“Welders make more money than philosophers. We need more welders and less philosophers.”
Sen. Marco Rubio made this assertion at Tuesday night’s Republican primary debate — it’s meant to illustrate his main gripe with the U.S. education system.
While the first part of his quote is false — Americans with philosophy degrees make more than welders on average, according to PayScale — Rubio still has a point. There is little opportunity for students to learn vocational skills in high school. Consequently, if you don’t go to college to get a degree, you most likely won’t have the skills to compete in the workforce and obtain a livable wage — making a college degree an all-or-nothing type of venture.
In 2014, about 9.3 million Americans were unemployed, which equated to an unemployment rate of about 6.5 percent. Yet at the same time, there were about 4.8 million available job slots — jobs that employers couldn’t fill because of a lack in human capital, according to a report by The Atlantic. Most of these open job slots were in the technology sector, meaning that if more of these unemployed workers had the relevant skills, they could have potentially occupied these job slots.
Today, less than 5 percent of young Americans train as apprentices in a vocational field. This is as compared to Germany, where 60 percent of young people train as vocational apprentices. Vocational training in Germany is state sponsored.
It seems Germany has realized the academic track isn’t for everyone, and it has compensated for this by providing those who don’t pursue higher education with skills needed for livable work.
Meanwhile, in the United States, only 55 percent of college undergraduates who enrolled in 2008 finished a degree within six years, according to The National Student Clearinghouse — that’s the lowest college completion rate in the developed world. Since students don’t receive proper training in vocational skills in high school, as mentioned above, they have little to fall back on.

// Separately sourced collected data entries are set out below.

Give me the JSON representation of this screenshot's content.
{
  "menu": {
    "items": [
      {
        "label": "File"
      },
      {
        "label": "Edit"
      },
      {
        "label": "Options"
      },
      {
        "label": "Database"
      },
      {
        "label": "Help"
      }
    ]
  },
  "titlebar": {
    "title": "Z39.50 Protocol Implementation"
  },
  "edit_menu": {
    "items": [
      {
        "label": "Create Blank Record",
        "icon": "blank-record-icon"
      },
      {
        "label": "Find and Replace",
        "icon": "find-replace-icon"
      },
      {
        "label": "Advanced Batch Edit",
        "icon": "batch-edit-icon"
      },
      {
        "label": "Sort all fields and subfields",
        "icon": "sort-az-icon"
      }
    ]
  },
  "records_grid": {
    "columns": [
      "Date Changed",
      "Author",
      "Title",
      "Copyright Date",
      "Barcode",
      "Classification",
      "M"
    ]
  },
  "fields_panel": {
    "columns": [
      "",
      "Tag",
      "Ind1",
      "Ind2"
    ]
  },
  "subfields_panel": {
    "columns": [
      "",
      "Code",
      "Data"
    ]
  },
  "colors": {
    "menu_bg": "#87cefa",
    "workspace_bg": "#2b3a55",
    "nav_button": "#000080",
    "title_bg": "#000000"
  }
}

We need to make a future for Americans who don’t earn college degrees. According to Pew Research Center, those people with a bachelor’s degree earn, on average, $15,500 more than people with just a high school diploma.
We can narrow this pay gap by providing vocational training to students in high school — federal investments in vocational-technical programs can help to achieve this. Schools can then create separate vocational-technical curriculums for their students. This will give them the choice to pursue vocational skills over the general skills high schools cater toward colleges. Students who don’t enter college will then have a fighting chance in obtaining a rewarding career.
Of course, we need more than vocational skills to narrow the pay gap between college grads and non-college grads. The federal government must raise the minimum wage as well so that all without a college degrees can earn a livable wage too.
Raising the minimum wage, of course, is a strategy that Rubio is strictly against, but we must implement a raise if we want to further decrease the need for U.S. workers to pursue a college degree — which is what Rubio ultimately supports.
“What makes America special is that we have millions and millions of people that are not rich, that through hard work and perseverance are able to be successful,” Rubio said in the debate before his welder versus philosopher comment.
People in America can work hard, but without the right opportunities or wages, they won’t be fiscally “successful.”